Дина Рубина – Ангельский рожок (страница 40)
– Бля, Витёк, на хера ты её подобрал! – заорал тот, чернявый, что за рулём. Белобрысый, отбиваясь от вопящей женщины, орал тому:
– Да случайно! Тормози, выкинем её!
А неслись уже людной улицей, не остановишь…

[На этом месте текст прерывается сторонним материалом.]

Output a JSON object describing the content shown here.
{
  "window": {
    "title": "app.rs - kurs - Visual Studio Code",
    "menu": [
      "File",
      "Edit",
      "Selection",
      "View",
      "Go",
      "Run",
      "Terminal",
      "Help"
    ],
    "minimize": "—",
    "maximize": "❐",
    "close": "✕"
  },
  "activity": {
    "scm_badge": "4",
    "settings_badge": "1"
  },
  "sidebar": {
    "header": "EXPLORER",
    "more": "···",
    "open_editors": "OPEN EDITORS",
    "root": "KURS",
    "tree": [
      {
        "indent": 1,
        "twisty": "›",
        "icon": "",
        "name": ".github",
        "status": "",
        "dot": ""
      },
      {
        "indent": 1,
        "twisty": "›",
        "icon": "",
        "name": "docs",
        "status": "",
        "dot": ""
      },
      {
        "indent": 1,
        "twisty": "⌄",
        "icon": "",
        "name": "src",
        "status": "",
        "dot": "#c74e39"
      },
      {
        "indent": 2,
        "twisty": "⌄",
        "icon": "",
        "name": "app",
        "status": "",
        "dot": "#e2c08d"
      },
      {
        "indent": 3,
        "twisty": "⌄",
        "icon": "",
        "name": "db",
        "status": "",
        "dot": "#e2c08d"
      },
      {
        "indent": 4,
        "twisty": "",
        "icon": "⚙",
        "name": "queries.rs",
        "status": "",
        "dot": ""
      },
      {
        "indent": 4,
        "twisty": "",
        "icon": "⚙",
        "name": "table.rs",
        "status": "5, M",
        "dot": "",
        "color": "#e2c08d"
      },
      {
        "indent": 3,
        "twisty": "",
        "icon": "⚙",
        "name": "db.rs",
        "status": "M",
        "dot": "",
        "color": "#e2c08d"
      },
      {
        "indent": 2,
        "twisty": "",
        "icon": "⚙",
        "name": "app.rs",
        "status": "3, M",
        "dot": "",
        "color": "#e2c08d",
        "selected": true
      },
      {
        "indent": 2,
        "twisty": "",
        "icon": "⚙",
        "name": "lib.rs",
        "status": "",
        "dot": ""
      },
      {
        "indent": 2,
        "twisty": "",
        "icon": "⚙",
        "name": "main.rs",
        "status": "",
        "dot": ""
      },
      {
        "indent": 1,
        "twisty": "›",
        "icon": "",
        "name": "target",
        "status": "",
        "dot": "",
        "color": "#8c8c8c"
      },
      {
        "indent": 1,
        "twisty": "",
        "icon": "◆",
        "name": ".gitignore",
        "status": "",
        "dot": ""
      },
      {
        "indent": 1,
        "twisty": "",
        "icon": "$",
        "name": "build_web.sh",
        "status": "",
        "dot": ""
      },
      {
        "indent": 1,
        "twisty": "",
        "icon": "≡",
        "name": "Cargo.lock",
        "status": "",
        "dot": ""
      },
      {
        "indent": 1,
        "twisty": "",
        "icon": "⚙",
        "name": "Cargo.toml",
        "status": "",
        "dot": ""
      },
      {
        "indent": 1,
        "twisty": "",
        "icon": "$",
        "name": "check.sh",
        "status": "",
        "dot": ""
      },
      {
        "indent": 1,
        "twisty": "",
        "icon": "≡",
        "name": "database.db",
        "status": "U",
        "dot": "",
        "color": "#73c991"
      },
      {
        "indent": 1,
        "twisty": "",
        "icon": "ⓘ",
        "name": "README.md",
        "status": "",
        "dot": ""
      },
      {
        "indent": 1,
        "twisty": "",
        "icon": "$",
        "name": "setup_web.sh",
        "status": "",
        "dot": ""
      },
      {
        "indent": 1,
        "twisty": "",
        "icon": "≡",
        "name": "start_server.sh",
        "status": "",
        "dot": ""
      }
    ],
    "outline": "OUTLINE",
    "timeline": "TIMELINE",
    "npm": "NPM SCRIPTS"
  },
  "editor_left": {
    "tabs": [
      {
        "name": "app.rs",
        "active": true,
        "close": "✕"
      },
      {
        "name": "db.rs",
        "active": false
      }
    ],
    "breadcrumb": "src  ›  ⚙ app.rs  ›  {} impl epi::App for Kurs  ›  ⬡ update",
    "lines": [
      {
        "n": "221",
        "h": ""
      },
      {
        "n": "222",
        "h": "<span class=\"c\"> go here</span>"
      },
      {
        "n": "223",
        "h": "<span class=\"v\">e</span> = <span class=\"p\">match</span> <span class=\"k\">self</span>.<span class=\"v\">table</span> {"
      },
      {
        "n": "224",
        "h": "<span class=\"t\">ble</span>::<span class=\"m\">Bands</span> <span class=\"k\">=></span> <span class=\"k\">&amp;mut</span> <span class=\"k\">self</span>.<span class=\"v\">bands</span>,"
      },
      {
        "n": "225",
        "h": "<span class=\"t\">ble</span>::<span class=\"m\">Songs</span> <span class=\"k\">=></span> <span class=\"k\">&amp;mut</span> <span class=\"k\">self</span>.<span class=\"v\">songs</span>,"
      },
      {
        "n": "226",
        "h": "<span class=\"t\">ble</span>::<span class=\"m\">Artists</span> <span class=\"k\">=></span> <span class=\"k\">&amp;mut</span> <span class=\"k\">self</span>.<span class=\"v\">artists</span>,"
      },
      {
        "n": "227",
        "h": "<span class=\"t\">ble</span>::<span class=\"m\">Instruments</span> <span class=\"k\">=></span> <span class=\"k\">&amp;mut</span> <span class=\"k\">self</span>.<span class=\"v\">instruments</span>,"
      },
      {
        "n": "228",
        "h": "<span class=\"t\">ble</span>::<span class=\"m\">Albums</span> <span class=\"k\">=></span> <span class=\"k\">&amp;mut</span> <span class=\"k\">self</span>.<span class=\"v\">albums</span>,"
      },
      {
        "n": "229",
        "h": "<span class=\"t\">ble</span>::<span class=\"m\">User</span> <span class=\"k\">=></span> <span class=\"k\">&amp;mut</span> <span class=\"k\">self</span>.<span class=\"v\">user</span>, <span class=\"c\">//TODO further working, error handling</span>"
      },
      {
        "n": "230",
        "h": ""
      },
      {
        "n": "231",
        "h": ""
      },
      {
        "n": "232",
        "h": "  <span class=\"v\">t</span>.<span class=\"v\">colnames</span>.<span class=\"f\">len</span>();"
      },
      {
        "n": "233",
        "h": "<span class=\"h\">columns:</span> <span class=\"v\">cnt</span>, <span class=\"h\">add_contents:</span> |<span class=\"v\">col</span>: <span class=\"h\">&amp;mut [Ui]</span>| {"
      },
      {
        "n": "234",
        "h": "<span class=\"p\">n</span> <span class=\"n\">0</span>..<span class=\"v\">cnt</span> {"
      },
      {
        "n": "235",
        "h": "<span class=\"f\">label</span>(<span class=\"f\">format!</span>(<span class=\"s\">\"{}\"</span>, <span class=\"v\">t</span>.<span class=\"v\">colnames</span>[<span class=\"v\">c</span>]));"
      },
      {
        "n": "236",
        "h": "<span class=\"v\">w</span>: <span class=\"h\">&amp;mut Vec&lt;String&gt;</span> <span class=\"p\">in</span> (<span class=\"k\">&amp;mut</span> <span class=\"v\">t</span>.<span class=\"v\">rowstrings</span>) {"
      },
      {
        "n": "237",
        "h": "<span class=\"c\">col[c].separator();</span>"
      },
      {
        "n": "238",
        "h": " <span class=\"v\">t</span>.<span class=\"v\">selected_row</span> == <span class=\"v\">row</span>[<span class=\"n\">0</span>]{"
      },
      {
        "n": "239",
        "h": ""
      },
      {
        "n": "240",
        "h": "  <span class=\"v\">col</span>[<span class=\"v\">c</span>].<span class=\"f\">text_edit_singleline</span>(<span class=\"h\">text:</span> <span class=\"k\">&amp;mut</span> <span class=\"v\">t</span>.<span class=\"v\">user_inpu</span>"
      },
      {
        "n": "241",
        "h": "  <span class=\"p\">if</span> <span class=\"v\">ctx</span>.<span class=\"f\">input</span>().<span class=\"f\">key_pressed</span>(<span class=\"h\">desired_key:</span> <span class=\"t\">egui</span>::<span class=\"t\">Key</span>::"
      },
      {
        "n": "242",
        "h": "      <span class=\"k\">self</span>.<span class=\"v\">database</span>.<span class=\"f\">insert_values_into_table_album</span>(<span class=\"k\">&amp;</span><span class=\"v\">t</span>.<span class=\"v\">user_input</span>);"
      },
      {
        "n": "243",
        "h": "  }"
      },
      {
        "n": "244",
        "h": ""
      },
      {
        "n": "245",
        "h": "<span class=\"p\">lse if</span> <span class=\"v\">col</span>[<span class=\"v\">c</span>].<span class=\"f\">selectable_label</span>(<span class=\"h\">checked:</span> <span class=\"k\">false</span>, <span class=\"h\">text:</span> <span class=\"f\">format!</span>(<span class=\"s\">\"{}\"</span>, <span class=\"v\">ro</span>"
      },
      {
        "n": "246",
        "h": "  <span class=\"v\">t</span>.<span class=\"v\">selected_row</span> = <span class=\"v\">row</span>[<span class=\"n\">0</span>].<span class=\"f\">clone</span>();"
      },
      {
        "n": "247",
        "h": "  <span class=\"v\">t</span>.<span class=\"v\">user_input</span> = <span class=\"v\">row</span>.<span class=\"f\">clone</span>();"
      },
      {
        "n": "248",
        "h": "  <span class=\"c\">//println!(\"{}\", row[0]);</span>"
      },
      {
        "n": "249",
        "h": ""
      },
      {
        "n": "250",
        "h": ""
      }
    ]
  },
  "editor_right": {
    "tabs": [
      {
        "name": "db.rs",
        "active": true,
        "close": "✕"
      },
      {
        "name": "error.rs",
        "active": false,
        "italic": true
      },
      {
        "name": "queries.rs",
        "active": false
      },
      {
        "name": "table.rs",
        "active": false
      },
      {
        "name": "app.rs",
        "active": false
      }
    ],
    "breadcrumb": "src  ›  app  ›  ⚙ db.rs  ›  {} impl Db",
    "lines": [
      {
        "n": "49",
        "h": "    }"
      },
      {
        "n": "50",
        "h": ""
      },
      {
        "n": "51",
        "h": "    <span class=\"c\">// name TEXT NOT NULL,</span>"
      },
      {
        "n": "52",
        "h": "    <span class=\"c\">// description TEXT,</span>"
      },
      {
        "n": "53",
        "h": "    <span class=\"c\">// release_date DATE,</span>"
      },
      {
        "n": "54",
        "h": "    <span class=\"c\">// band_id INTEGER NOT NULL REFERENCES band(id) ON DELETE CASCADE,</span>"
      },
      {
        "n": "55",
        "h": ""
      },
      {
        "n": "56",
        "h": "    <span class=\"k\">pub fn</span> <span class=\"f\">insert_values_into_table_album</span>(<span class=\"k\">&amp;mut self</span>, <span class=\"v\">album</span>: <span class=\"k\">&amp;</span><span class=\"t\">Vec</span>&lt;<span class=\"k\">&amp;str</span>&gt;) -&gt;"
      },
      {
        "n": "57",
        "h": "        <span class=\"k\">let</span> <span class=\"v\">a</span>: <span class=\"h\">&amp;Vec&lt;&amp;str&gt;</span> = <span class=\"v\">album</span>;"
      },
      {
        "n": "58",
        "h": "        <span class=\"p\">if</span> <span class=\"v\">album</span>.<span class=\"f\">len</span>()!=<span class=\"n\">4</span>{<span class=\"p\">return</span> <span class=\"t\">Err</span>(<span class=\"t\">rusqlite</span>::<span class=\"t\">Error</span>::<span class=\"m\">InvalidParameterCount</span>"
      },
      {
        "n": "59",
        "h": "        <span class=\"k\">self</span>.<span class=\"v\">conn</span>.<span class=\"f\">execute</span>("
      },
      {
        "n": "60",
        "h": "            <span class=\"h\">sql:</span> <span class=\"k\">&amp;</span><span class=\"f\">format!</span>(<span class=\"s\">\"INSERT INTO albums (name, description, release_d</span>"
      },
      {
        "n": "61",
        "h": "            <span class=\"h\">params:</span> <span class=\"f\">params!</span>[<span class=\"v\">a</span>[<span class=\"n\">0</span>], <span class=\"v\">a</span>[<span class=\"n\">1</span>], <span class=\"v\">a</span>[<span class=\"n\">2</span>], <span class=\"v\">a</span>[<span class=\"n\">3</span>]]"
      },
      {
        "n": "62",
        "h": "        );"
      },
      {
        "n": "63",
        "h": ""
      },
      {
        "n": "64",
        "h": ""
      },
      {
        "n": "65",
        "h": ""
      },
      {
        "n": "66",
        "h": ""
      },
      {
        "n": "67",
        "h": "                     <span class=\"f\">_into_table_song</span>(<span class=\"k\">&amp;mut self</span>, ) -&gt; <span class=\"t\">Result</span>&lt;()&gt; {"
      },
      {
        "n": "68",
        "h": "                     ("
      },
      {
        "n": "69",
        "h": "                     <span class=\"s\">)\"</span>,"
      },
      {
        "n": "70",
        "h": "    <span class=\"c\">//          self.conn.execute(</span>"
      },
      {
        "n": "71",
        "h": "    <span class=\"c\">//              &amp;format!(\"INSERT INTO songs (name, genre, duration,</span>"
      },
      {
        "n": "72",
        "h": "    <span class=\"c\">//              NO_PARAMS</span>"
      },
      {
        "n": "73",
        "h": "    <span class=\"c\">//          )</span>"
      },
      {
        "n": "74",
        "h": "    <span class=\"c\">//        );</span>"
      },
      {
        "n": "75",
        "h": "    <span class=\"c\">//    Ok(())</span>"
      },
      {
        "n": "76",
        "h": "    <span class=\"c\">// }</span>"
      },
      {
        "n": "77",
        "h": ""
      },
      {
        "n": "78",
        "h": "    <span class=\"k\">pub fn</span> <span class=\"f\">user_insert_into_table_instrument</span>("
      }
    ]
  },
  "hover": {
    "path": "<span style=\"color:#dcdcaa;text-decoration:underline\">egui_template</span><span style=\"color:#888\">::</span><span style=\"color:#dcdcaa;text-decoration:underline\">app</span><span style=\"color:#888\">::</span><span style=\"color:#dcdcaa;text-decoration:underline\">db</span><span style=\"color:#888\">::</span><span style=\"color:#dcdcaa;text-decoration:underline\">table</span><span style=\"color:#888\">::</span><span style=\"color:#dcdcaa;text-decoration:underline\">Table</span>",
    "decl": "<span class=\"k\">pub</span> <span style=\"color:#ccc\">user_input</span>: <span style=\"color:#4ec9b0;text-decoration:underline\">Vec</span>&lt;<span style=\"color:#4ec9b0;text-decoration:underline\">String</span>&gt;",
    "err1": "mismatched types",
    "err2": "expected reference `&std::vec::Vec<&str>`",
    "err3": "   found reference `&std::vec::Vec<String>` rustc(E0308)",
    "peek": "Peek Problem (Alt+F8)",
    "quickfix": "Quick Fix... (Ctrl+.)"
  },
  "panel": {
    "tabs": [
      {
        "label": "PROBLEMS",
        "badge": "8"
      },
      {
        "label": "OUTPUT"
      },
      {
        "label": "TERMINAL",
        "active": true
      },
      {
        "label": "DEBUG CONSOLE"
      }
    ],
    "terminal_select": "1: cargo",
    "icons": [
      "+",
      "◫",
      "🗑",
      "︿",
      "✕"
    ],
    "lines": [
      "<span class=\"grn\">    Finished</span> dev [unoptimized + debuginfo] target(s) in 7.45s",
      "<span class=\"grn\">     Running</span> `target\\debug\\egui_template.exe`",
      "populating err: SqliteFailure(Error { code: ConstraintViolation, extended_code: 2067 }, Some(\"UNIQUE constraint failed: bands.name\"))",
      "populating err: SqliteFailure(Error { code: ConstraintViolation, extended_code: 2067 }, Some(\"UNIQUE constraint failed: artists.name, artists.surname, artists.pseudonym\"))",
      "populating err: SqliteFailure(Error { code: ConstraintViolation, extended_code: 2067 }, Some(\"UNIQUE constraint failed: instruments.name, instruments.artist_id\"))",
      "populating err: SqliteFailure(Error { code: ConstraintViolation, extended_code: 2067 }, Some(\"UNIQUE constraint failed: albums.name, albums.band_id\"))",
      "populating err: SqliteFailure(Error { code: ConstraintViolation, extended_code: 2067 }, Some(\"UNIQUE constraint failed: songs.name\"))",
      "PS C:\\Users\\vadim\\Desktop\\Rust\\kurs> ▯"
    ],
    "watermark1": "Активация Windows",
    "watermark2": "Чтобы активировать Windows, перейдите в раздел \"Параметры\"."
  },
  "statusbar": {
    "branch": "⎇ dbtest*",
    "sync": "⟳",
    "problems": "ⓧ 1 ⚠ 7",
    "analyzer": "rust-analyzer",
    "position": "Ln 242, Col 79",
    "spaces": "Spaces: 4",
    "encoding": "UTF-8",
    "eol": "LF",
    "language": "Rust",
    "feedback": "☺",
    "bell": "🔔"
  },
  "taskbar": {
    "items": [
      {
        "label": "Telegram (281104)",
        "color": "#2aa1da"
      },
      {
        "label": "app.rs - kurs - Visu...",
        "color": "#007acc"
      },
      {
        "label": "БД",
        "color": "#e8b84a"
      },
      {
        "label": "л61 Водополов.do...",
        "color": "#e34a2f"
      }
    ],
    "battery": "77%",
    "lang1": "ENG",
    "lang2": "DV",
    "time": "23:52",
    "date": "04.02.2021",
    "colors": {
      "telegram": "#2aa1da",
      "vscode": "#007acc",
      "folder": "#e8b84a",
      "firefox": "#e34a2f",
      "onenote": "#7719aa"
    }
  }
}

Надежда на заднем сиденье страшно кричала – и от боли, и от ярости, – одной рукой продолжая бить того, проклятого, кто крутился рядом, отбиваясь. При этом сумка, сумка неслась поверх и впереди дикой, невыносимой боли в руке. Сумку надо было нащупать и дверь – рвануть! И кричать, кричать – люди добрые! Цыган гнал машину, безостановочно матерясь, проклиная безмозглого Витькá, пытаясь перекричать пассажирку, мчась на красный, зелёный, жёлтый, вжикая тормозами на калейдоскопе светофоров.
– Да заткни ты её!
Белобрысый, в отчаянии и злобе – ох, мегера, дерётся как мужик! – бил наотмашь нападавшую Надежду по рукам, по голове, пытался достать до горла обеими лапами и душить, но мелковат был, тощеват и трусоват; яростно извиваясь, она отбивалась ногами и левой рукой – правая беспомощно висела. И вдруг обмякла, голова откинулась: кулаком, с размаху он долбанул её в висок, так что из носа хлынула кровь, заливая плащ… Она разом смолкла, осела…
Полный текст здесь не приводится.